Immerhin möchte ich seine Bücher in meinen wenigen verbliebenen Regalen (noch) nicht missen; am wenigsten seine Syllogismen der Bitterkeit, denen ich für heute einen weiteren Aphorismus entnehme: „Die Würde der Liebe liegt in der ernüchterten Zuneigung, die einen schleimigen Moment überlebt.“ (A. d. Frz. v. Kurt Leonhard. Frankfurt am Main: S. Fischer Verlag, 1969, S. 54 & S. 89.) – um allerdings hinzuzufügen: … und deren Sinn im gleißenden Augenblick vor diesem Moment.

Selbstprofiling

Friday, 01. April 2011

Der reflektierte Egotrop von heute ist ein aufmerksamer Selbstprofiler. Was tue ich, was lasse ich? So setzt sich ein Autoporträt zusammen, das mal wie ein Scherbenhaufen, mal wie ein Wolkenwürfel anmutet.

Wie sehr ich abweiche, fast außerhalb nicht nur der Norm, sondern des Maßstabs der Normierung stehe, das wird mir immer dann bewusst, wenn wieder einmal der Mann von der Gebühreneinzugszentrale vor der Tür steht. „Sie haben ein Rundfunkgerät angemeldet.“ – „Ganz richtig, ein Gerät zum Empfang von Radioprogrammen. Aber kein Fernsehgerät. Wie ja Ihren Unterlagen da zu entnehmen ist.“ Aus diesen Papieren schaut er nun auf und mich an mit einem mimischen Mix aus Ironie, Trotz und Verbitterung: „Und einen Fernseher haben Sie natürlich keinen!?“ – „Ja und nein.“ Er ist für ein Momentchen irritiert, bis ich das Rätsel löse. „Ich habe tatsächlich kein Fernsehempfangsgerät. Aber nicht ,natürlich‘! Denn dieses Nichthaben ist ja, im heutigen Sinne von ,natürlich‘ als Synonym von ,normal‘, ganz im Gegenteil eher äußerst unnatürlich. Allerdings habe ich einen Personal Computer mit Zugang zum World Wide Web. Aber dessen Nutzung ist, wie Sie wissen, bisher noch durch meine Radiogebühr abgegolten.“ Zerknirscht zieht der freiberufliche Schnüffler von dannen.
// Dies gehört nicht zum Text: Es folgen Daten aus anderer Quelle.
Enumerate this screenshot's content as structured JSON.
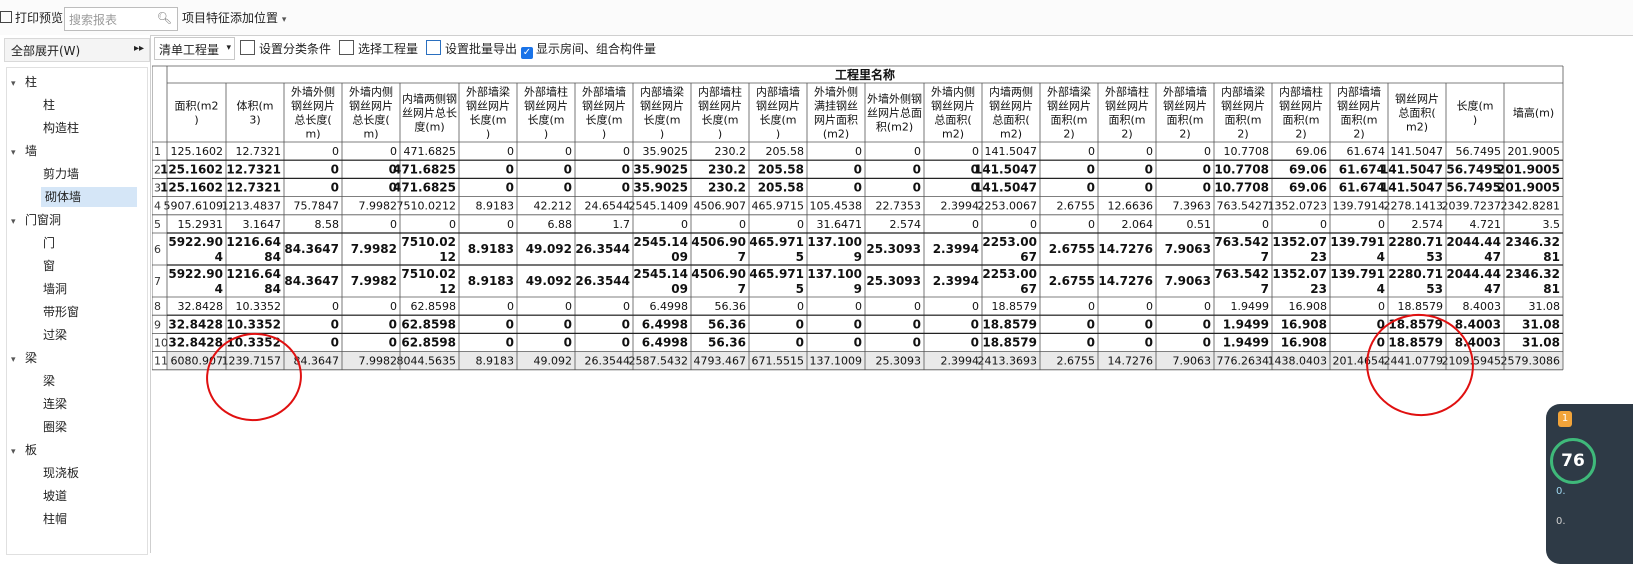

Ich habe auch kein Auto, nicht mal eine Fahrerlaubnis. Dennoch bin ich mobil in einem für mein Wohlbefinden erforderlichen Radius, weil ich die öffentlichen Verkehrsmittel als Schwerbehinderter mit Gehbehinderung zum Tarif von fünf Euro monatlich nutzen kann. Fernreisen möchte ich nicht mehr unternehmen. Vielleicht werde ich einmal alle meine Reisen der vergangenen fünfzig Jahre hererzählen, dann wird man verstehen, warum ich diese Scheinabwechslung nicht entbehre. Reisen bildet? Die Reiseberichte, die ich von meinen Mitmenschen gelegentlich zu hören bekomme, zwingen mich ein ums andere Mal zu anderen Schlussfolgerungen. Auch sonst leiste ich mir einen beneidenswerten Luxus, was Unabhängigkeit von Apparaten betrifft. Ein Handy zum Beispiel habe ich schon deshalb nicht, weil meine Aufmerksamkeit beim Flanieren ganz meiner unmittelbaren Umgebung gelten muss und ich beim sinnlichen Genuss dieser Sphäre keine Störung vertrage.

Daheim erreicht mich wer immer will per Festnetz oder E-Mail. Beide Formen des Austauschs sind mir angenehm. Ich vermisse übrigens auch die klassische Korrespondenz auf Briefpapier durchaus nicht, denn ich verfasse meine elektronischen Mitteilungen mit der gleichen, von Jugend auf gewohnten Gründlichkeit. Dies betone ich an die Adresse jener, die mich für einen verschrobenen Romantiker halten. Es geht mir stattdessen immer nur um Zweckmäßigkeit.

Das Internet nutze ich intensiv. Mein Lesezeichen-Menü bei Firefox ist überaus reichhaltig und wohl strukturiert. Diese Navigationshilfe wird kontinuierlich ergänzt und in regelmäßigen Intervallen bereinigt, eine Routine, die für mich längst zum Handwerk des Schreibens gehört wie die Lektüre der Tageszeitung, das Buchlesen, Gespräche mit Vertrauten, Film- und Museumsbesuche, Spaziergänge in der Natur, Nichtstun. Worauf ich wiederum bewusst verzichte, das ist die Teilnahme an sozialen Netzwerke à la Facebook & Co. Das sind nach meiner Beobachtung reine Zeitfresser und Illusionsfabriken für einsame Seelchen. Ich habe nicht nötig, Reklame für mich zu machen. Ich bin, was ich bin, mehr nicht und nicht weniger. Wer mich sucht, wird mich finden.